Question

How do you prove: $\dfrac{{\cos \theta }}{{1 - \tan \theta }} + \dfrac{{\sin \theta }}{{1 - \cot \theta }} = \sqrt 2 \sin \left( {{{45}^ \circ } + \theta } \right)$ ?

Answer 1

Hint : The given question deals with basic simplification of trigonometric functions by using some of the simple trigonometric formulae such as $\tan x = \dfrac{{\sin x}}{{\cos x}}$ and $\sec x = \dfrac{1}{{\cos x}}$ . Basic algebraic rules and trigonometric identities are to be kept in mind while doing simplification in the given problem and proving the result given to us.

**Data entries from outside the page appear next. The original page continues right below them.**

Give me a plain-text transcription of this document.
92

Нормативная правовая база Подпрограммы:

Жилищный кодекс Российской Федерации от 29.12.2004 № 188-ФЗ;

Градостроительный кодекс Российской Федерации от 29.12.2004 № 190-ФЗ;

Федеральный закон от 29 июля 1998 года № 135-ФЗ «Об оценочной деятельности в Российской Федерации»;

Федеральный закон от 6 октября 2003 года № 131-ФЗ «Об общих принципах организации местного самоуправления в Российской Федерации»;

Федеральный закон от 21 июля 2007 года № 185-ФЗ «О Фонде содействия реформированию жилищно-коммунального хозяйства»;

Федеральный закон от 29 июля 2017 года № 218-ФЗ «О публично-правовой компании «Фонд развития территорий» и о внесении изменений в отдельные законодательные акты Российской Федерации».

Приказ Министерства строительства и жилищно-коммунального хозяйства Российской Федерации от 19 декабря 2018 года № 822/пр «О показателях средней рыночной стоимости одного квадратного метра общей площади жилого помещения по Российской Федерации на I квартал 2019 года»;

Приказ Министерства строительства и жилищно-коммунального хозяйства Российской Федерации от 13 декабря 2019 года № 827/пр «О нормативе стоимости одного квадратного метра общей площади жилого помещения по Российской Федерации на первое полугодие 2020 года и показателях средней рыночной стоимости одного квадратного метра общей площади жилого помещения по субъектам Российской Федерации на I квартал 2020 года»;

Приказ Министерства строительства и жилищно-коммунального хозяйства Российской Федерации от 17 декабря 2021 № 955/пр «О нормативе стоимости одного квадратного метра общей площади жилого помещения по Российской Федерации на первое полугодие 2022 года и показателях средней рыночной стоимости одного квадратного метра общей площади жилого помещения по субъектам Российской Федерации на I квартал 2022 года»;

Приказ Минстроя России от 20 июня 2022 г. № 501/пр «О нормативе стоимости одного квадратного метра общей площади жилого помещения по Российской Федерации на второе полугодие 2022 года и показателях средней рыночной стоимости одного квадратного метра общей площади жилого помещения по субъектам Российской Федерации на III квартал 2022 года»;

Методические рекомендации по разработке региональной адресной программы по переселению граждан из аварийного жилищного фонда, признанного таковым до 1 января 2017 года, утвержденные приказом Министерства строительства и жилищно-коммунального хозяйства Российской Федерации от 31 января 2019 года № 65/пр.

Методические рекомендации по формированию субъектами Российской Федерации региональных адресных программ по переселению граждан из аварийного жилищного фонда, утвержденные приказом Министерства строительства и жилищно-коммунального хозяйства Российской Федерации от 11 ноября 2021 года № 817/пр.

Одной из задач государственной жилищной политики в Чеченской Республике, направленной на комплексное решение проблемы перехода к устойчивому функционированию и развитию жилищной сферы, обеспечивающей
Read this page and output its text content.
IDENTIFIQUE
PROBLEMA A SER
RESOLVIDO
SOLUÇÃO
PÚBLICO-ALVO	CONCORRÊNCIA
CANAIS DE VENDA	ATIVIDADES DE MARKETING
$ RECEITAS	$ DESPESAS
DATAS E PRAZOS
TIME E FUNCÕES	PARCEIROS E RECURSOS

Complete step by step solution:
In the given problem, we have to prove a trigonometric identity that can be further used in many questions and problems as a direct result and has wide ranging applications. For proving the desired result, we need to first know the definitions of all the six trigonometric ratios.
Now, we need to make the left and right sides of the equation equal.
L.H.S. $= \dfrac{{\cos \theta }}{{1 - \tan \theta }} + \dfrac{{\sin \theta }}{{1 - \cot \theta }}$
As we know that $\tan x = \dfrac{{\sin x}}{{\cos x}}$ and $\sec x = \dfrac{1}{{\cos x}}$ . So, we get,
$= \dfrac{{\cos \theta }}{{1 - \left( {\dfrac{{\sin \theta }}{{\cos \theta }}} \right)}} + \dfrac{{\sin \theta }}{{1 - \left( {\dfrac{{\cos \theta }}{{\sin \theta }}} \right)}}$
Taking LCM of fractions, we get,
$= \dfrac{{\cos \theta }}{{\left( {\dfrac{{\cos \theta - \sin \theta }}{{\cos \theta }}} \right)}} + \dfrac{{\sin \theta }}{{\left( {\dfrac{{\sin \theta - \cos \theta }}{{\sin \theta }}} \right)}}$
$= \dfrac{{{{\cos }^2}\theta }}{{\left( {\cos \theta - \sin \theta } \right)}} + \dfrac{{{{\sin }^2}\theta }}{{\left( {\sin \theta - \cos \theta } \right)}}$
Taking negative sign common from the last term, we get,
$= \dfrac{{{{\cos }^2}\theta }}{{\left( {\cos \theta - \sin \theta } \right)}} - \dfrac{{{{\sin }^2}\theta }}{{\left( {\cos \theta - \sin \theta } \right)}}$
$= \dfrac{{{{\cos }^2}\theta - {{\sin }^2}\theta }}{{\left( {\cos \theta - \sin \theta } \right)}}$
Factorizing the numerator using algebraic identity $\left( {{a^2} - {b^2}} \right) = \left( {a - b} \right)\left( {a + b} \right)$ ,
$= \dfrac{{\left( {\cos \theta + \sin \theta } \right)\left( {\cos \theta - \sin \theta } \right)}}{{\left( {\cos \theta - \sin \theta } \right)}}$
$= \left( {\cos \theta + \sin \theta } \right)$
Multiplying the numerator and denominator by $\sqrt 2$ ,
$= \sqrt 2 \left( {\dfrac{1}{{\sqrt 2 }}\cos \theta + \dfrac{1}{{\sqrt 2 }}\sin \theta } \right)$
We know that $\sin {45^ \circ } = \dfrac{1}{{\sqrt 2 }}$ and $\cos {45^ \circ } = \dfrac{1}{{\sqrt 2 }}$ .
$= \sqrt 2 \left( {\sin \left( {{{45}^ \circ }} \right)\cos \theta + \cos \left( {{{45}^ \circ }} \right)\sin \theta } \right)$
Using sine compound angle formula, we get,
$= \sqrt 2 \sin \left( {{{45}^ \circ } + \theta } \right) = R.H.S.$
As the left side of the equation is equal to the right side of the equation, we have,
$\dfrac{{\cos \theta }}{{1 - \tan \theta }} + \dfrac{{\sin \theta }}{{1 - \cot \theta }} = \sqrt 2 \sin \left( {{{45}^ \circ } + \theta } \right)$

Note : Given problem deals with Trigonometric functions. For solving such problems, trigonometric formulae should be remembered by heart. Besides these simple trigonometric formulae, trigonometric identities are also of significant use in such types of questions where we have to simplify trigonometric expressions with help of basic knowledge of algebraic rules and operations.